Gli agricoltori italiani nelle condizioni di competere
Manca la volontà politica e delle associazioni di categoria di andare nella direzione di rendere l’offerta più competitiva nei confronti delle controparti industriali e commerciali. Lato europeo si sono sicuramente commessi errori riguardanti la sottovalutazione di effetti e costi della transizione ecologica (da qui lo scetticismo verso la strategia del Farm to Fork), destinati a ripetersi in altri settori. Il sistema dell’Ue si basa ora su uno scambio con gli agricoltori: sussidi in cambio dei cosiddetti public goods, beni pubblici prodotti dall’impresa ma che il mercato non remunera, nel caso particolare pratiche agronomiche sostenibili. Lo scambio che chiede l’Unione (non solo agli agricoltori, ma all’industria e alla società tutta) è di fare passi avanti verso la sostenibilità ambientale, oggi in maniera più forte rispetto al passato. Se alcune scelte possono apparire miopi, allo stesso tempo non si può sintetizzare il tutto con la frase “l’Europa vuole impedirci di produrre”, come spesso si sente risuonare nel dibattito pubblico. Bisognerebbe piuttosto mettere gli agricoltori italiani ed europei nelle condizioni di competere con i produttori esteri, lasciando loro maggiore libertà di iniziativa e processo.
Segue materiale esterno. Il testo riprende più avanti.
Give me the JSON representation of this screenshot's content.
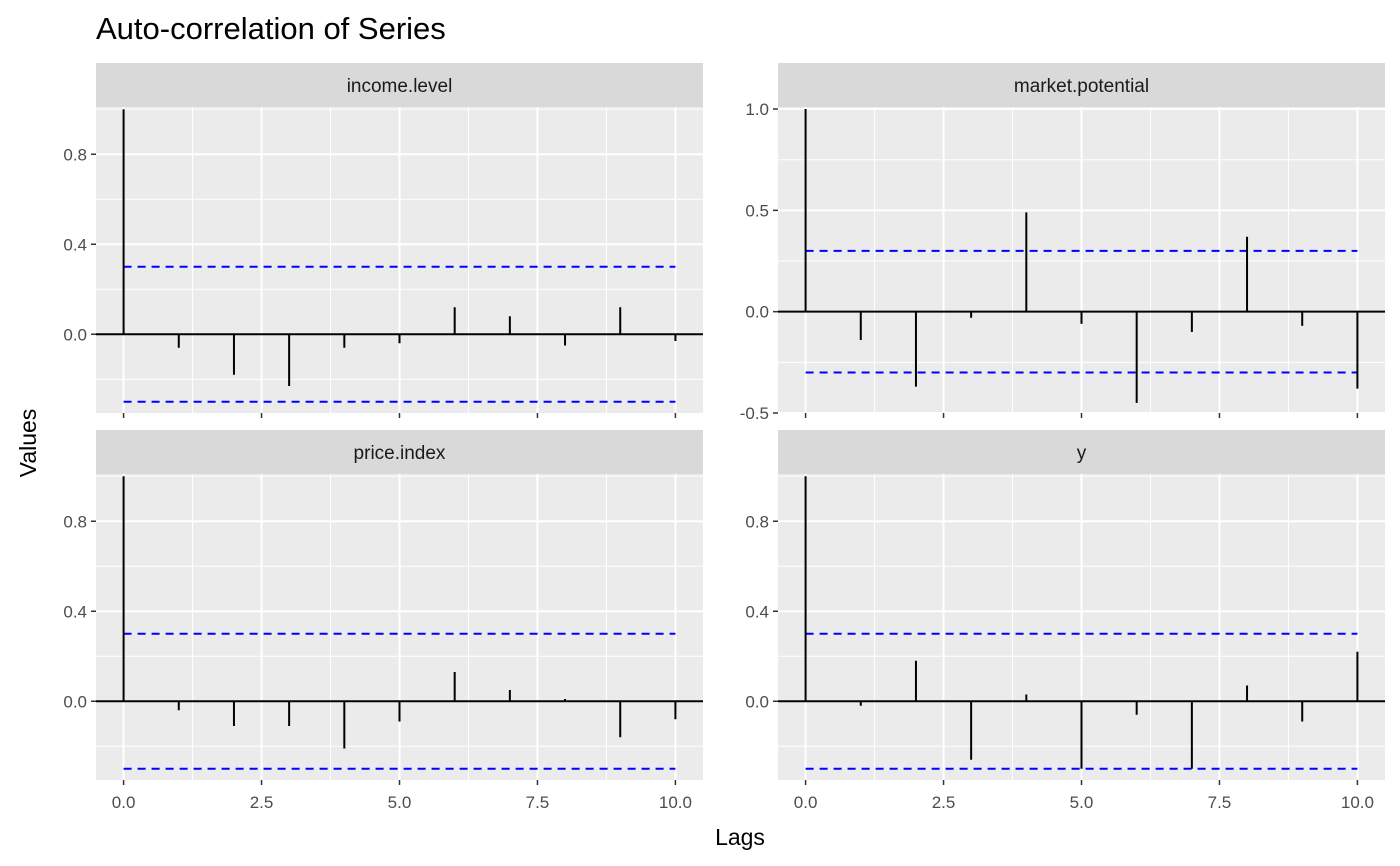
{
  "chart_data": {
    "type": "bar",
    "title": "Auto-correlation of Series",
    "xlabel": "Lags",
    "ylabel": "Values",
    "x_ticks": [
      "0.0",
      "2.5",
      "5.0",
      "7.5",
      "10.0"
    ],
    "x_tick_values": [
      0,
      2.5,
      5,
      7.5,
      10
    ],
    "xlim": [
      -0.5,
      10.5
    ],
    "grid": true,
    "lags": [
      0,
      1,
      2,
      3,
      4,
      5,
      6,
      7,
      8,
      9,
      10
    ],
    "colors": {
      "bars": "#000000",
      "confidence": "#0000ff",
      "zero_line": "#000000",
      "panel_bg": "#ebebeb",
      "strip_bg": "#d9d9d9",
      "grid": "#ffffff"
    },
    "panels": [
      {
        "name": "income.level",
        "ylim": [
          -0.35,
          1.01
        ],
        "y_ticks": [
          "0.0",
          "0.4",
          "0.8"
        ],
        "y_tick_values": [
          0,
          0.4,
          0.8
        ],
        "values": [
          1.0,
          -0.06,
          -0.18,
          -0.23,
          -0.06,
          -0.04,
          0.12,
          0.08,
          -0.05,
          0.12,
          -0.03
        ],
        "ci": [
          0.3,
          -0.3
        ]
      },
      {
        "name": "market.potential",
        "ylim": [
          -0.5,
          1.01
        ],
        "y_ticks": [
          "-0.5",
          "0.0",
          "0.5",
          "1.0"
        ],
        "y_tick_values": [
          -0.5,
          0,
          0.5,
          1.0
        ],
        "values": [
          1.0,
          -0.14,
          -0.37,
          -0.03,
          0.49,
          -0.06,
          -0.45,
          -0.1,
          0.37,
          -0.07,
          -0.38
        ],
        "ci": [
          0.3,
          -0.3
        ]
      },
      {
        "name": "price.index",
        "ylim": [
          -0.35,
          1.01
        ],
        "y_ticks": [
          "0.0",
          "0.4",
          "0.8"
        ],
        "y_tick_values": [
          0,
          0.4,
          0.8
        ],
        "values": [
          1.0,
          -0.04,
          -0.11,
          -0.11,
          -0.21,
          -0.09,
          0.13,
          0.05,
          0.01,
          -0.16,
          -0.08
        ],
        "ci": [
          0.3,
          -0.3
        ]
      },
      {
        "name": "y",
        "ylim": [
          -0.35,
          1.01
        ],
        "y_ticks": [
          "0.0",
          "0.4",
          "0.8"
        ],
        "y_tick_values": [
          0,
          0.4,
          0.8
        ],
        "values": [
          1.0,
          -0.02,
          0.18,
          -0.26,
          0.03,
          -0.3,
          -0.06,
          -0.3,
          0.07,
          -0.09,
          0.22
        ],
        "ci": [
          0.3,
          -0.3
        ]
      }
    ]
  }
}
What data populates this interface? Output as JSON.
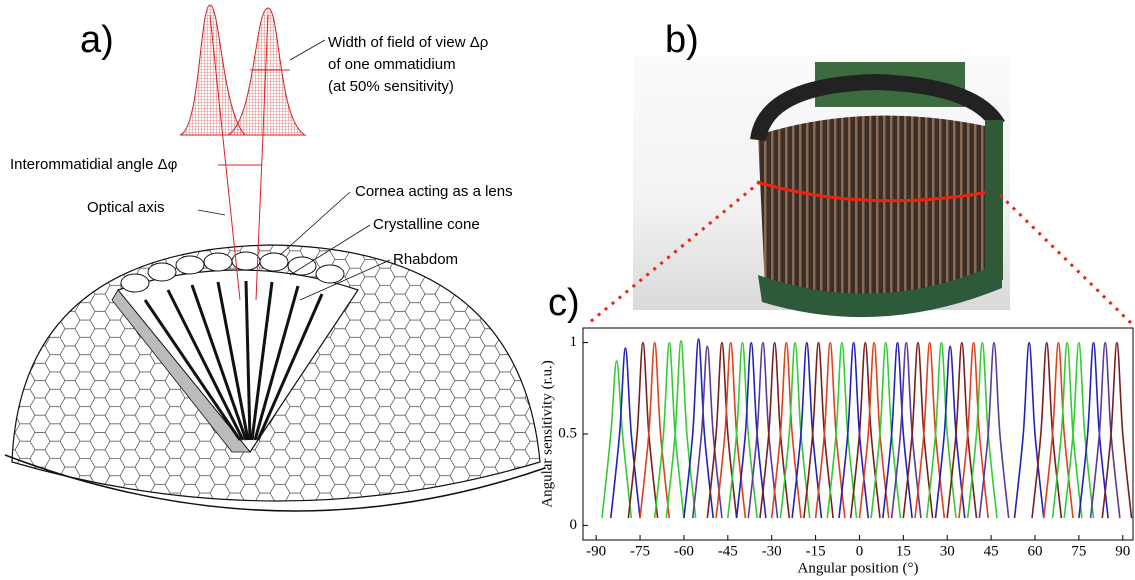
{
  "panel_a": {
    "label": "a)",
    "width_line_1": "Width of field of view Δρ",
    "width_line_2": "of one ommatidium",
    "width_line_3": "(at 50% sensitivity)",
    "interommatidial": "Interommatidial angle Δφ",
    "optical_axis": "Optical axis",
    "cornea": "Cornea acting as a lens",
    "cone": "Crystalline cone",
    "rhabdom": "Rhabdom"
  },
  "panel_b": {
    "label": "b)"
  },
  "panel_c": {
    "label": "c)"
  },
  "chart_data": {
    "type": "line",
    "x_label": "Angular position (°)",
    "y_label": "Angular sensitivity (r.u.)",
    "xlim": [
      -94.5,
      93.5
    ],
    "ylim": [
      -0.08,
      1.08
    ],
    "xticks": [
      -90,
      -75,
      -60,
      -45,
      -30,
      -15,
      0,
      15,
      30,
      45,
      60,
      75,
      90
    ],
    "yticks": [
      0,
      0.5,
      1
    ],
    "series": [
      {
        "color": "#33cc33",
        "x": [
          -88,
          -85,
          -83,
          -81,
          -78
        ],
        "values": [
          0.04,
          0.5,
          0.9,
          0.5,
          0.04
        ]
      },
      {
        "color": "#2222bb",
        "x": [
          -85,
          -82,
          -80,
          -78,
          -75
        ],
        "values": [
          0.04,
          0.5,
          0.97,
          0.5,
          0.04
        ]
      },
      {
        "color": "#7a1e1e",
        "x": [
          -79,
          -76,
          -74,
          -72,
          -69
        ],
        "values": [
          0.04,
          0.5,
          1,
          0.5,
          0.04
        ]
      },
      {
        "color": "#e0401c",
        "x": [
          -75,
          -72,
          -70,
          -68,
          -65
        ],
        "values": [
          0.04,
          0.5,
          1,
          0.5,
          0.04
        ]
      },
      {
        "color": "#33cc33",
        "x": [
          -70,
          -67,
          -65,
          -63,
          -60
        ],
        "values": [
          0.04,
          0.5,
          1,
          0.5,
          0.04
        ]
      },
      {
        "color": "#33cc33",
        "x": [
          -66,
          -63,
          -61,
          -59,
          -56
        ],
        "values": [
          0.04,
          0.5,
          1.01,
          0.5,
          0.04
        ]
      },
      {
        "color": "#2222bb",
        "x": [
          -60,
          -57,
          -55,
          -53,
          -50
        ],
        "values": [
          0.04,
          0.5,
          1.02,
          0.5,
          0.04
        ]
      },
      {
        "color": "#5a3a9a",
        "x": [
          -57,
          -54,
          -52,
          -50,
          -47
        ],
        "values": [
          0.04,
          0.5,
          0.98,
          0.5,
          0.04
        ]
      },
      {
        "color": "#7a1e1e",
        "x": [
          -52,
          -49,
          -47,
          -45,
          -42
        ],
        "values": [
          0.04,
          0.5,
          1,
          0.5,
          0.04
        ]
      },
      {
        "color": "#e0401c",
        "x": [
          -49,
          -46,
          -44,
          -42,
          -39
        ],
        "values": [
          0.04,
          0.5,
          1,
          0.5,
          0.04
        ]
      },
      {
        "color": "#33cc33",
        "x": [
          -45,
          -42,
          -40,
          -38,
          -35
        ],
        "values": [
          0.04,
          0.5,
          1,
          0.5,
          0.04
        ]
      },
      {
        "color": "#2222bb",
        "x": [
          -42,
          -39,
          -37,
          -35,
          -32
        ],
        "values": [
          0.04,
          0.5,
          1,
          0.5,
          0.04
        ]
      },
      {
        "color": "#5a3a9a",
        "x": [
          -38,
          -35,
          -33,
          -31,
          -28
        ],
        "values": [
          0.04,
          0.5,
          1,
          0.5,
          0.04
        ]
      },
      {
        "color": "#7a1e1e",
        "x": [
          -34,
          -31,
          -29,
          -27,
          -24
        ],
        "values": [
          0.04,
          0.5,
          1,
          0.5,
          0.04
        ]
      },
      {
        "color": "#e0401c",
        "x": [
          -30,
          -27,
          -25,
          -23,
          -20
        ],
        "values": [
          0.04,
          0.5,
          1,
          0.5,
          0.04
        ]
      },
      {
        "color": "#33cc33",
        "x": [
          -27,
          -24,
          -22,
          -20,
          -17
        ],
        "values": [
          0.04,
          0.5,
          1,
          0.5,
          0.04
        ]
      },
      {
        "color": "#2222bb",
        "x": [
          -23,
          -20,
          -18,
          -16,
          -13
        ],
        "values": [
          0.04,
          0.5,
          1,
          0.5,
          0.04
        ]
      },
      {
        "color": "#7a1e1e",
        "x": [
          -19,
          -16,
          -14,
          -12,
          -9
        ],
        "values": [
          0.04,
          0.5,
          1,
          0.5,
          0.04
        ]
      },
      {
        "color": "#e0401c",
        "x": [
          -15,
          -12,
          -10,
          -8,
          -5
        ],
        "values": [
          0.04,
          0.5,
          1,
          0.5,
          0.04
        ]
      },
      {
        "color": "#33cc33",
        "x": [
          -11,
          -8,
          -6,
          -4,
          -1
        ],
        "values": [
          0.04,
          0.5,
          1,
          0.5,
          0.04
        ]
      },
      {
        "color": "#2222bb",
        "x": [
          -7,
          -4,
          -2,
          0,
          3
        ],
        "values": [
          0.04,
          0.5,
          1,
          0.5,
          0.04
        ]
      },
      {
        "color": "#7a1e1e",
        "x": [
          -3,
          0,
          2,
          4,
          7
        ],
        "values": [
          0.04,
          0.5,
          1,
          0.5,
          0.04
        ]
      },
      {
        "color": "#e0401c",
        "x": [
          0,
          3,
          5,
          7,
          10
        ],
        "values": [
          0.04,
          0.5,
          1,
          0.5,
          0.04
        ]
      },
      {
        "color": "#33cc33",
        "x": [
          4,
          7,
          9,
          11,
          14
        ],
        "values": [
          0.04,
          0.5,
          1,
          0.5,
          0.04
        ]
      },
      {
        "color": "#2222bb",
        "x": [
          8,
          11,
          13,
          15,
          18
        ],
        "values": [
          0.04,
          0.5,
          1,
          0.5,
          0.04
        ]
      },
      {
        "color": "#5a3a9a",
        "x": [
          11,
          14,
          16,
          18,
          21
        ],
        "values": [
          0.04,
          0.5,
          1,
          0.5,
          0.04
        ]
      },
      {
        "color": "#7a1e1e",
        "x": [
          15,
          18,
          20,
          22,
          25
        ],
        "values": [
          0.04,
          0.5,
          1,
          0.5,
          0.04
        ]
      },
      {
        "color": "#e0401c",
        "x": [
          19,
          22,
          24,
          26,
          29
        ],
        "values": [
          0.04,
          0.5,
          1,
          0.5,
          0.04
        ]
      },
      {
        "color": "#33cc33",
        "x": [
          23,
          26,
          28,
          30,
          33
        ],
        "values": [
          0.04,
          0.5,
          1,
          0.5,
          0.04
        ]
      },
      {
        "color": "#2222bb",
        "x": [
          26,
          29,
          31,
          33,
          36
        ],
        "values": [
          0.04,
          0.5,
          0.98,
          0.5,
          0.04
        ]
      },
      {
        "color": "#7a1e1e",
        "x": [
          30,
          33,
          35,
          37,
          40
        ],
        "values": [
          0.04,
          0.5,
          1,
          0.5,
          0.04
        ]
      },
      {
        "color": "#e0401c",
        "x": [
          34,
          37,
          39,
          41,
          44
        ],
        "values": [
          0.04,
          0.5,
          1,
          0.5,
          0.04
        ]
      },
      {
        "color": "#33cc33",
        "x": [
          37,
          40,
          42,
          44,
          47
        ],
        "values": [
          0.04,
          0.5,
          1,
          0.5,
          0.04
        ]
      },
      {
        "color": "#5a3a9a",
        "x": [
          41,
          44,
          46,
          48,
          51
        ],
        "values": [
          0.04,
          0.5,
          1,
          0.5,
          0.04
        ]
      },
      {
        "color": "#2222bb",
        "x": [
          53,
          56,
          58,
          60,
          63
        ],
        "values": [
          0.04,
          0.5,
          1,
          0.5,
          0.04
        ]
      },
      {
        "color": "#7a1e1e",
        "x": [
          59,
          62,
          64,
          66,
          69
        ],
        "values": [
          0.04,
          0.5,
          1,
          0.5,
          0.04
        ]
      },
      {
        "color": "#e0401c",
        "x": [
          63,
          66,
          68,
          70,
          73
        ],
        "values": [
          0.04,
          0.5,
          1,
          0.5,
          0.04
        ]
      },
      {
        "color": "#33cc33",
        "x": [
          66,
          69,
          71,
          73,
          76
        ],
        "values": [
          0.04,
          0.5,
          1,
          0.5,
          0.04
        ]
      },
      {
        "color": "#33cc33",
        "x": [
          70,
          73,
          75,
          77,
          80
        ],
        "values": [
          0.04,
          0.5,
          1,
          0.5,
          0.04
        ]
      },
      {
        "color": "#2222bb",
        "x": [
          75,
          78,
          80,
          82,
          85
        ],
        "values": [
          0.04,
          0.5,
          1,
          0.5,
          0.04
        ]
      },
      {
        "color": "#5a3a9a",
        "x": [
          79,
          82,
          84,
          86,
          89
        ],
        "values": [
          0.04,
          0.5,
          1,
          0.5,
          0.04
        ]
      },
      {
        "color": "#7a1e1e",
        "x": [
          83,
          86,
          88,
          90,
          93
        ],
        "values": [
          0.04,
          0.5,
          1,
          0.5,
          0.04
        ]
      }
    ]
  }
}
Il settore primario è di vitale importanza ma va ripensato, in maniera efficiente e funzionale: un sussidio minimo rimane necessario, una Unione di Stati deve mantenere una propria produzione agricola interna, specie in uno scenario internazionale sempre più incerto. Allo stesso tempo deve però essere tutelata la libertà degli agricoltori, che passa per una migliore rappresentanza organizzativa e sindacale (lasciando per esempio agli addetti la possibilità di rivolgersi ad agronomi professionisti: ogni riferimento a Coldiretti è puramente casuale), fino ad arrivare alla sperimentazione di quella ingegneria genetica che superi gli evitabili vincoli microeconomici gestionali da invasivo gigante burocratico (e nano politico, s’intende).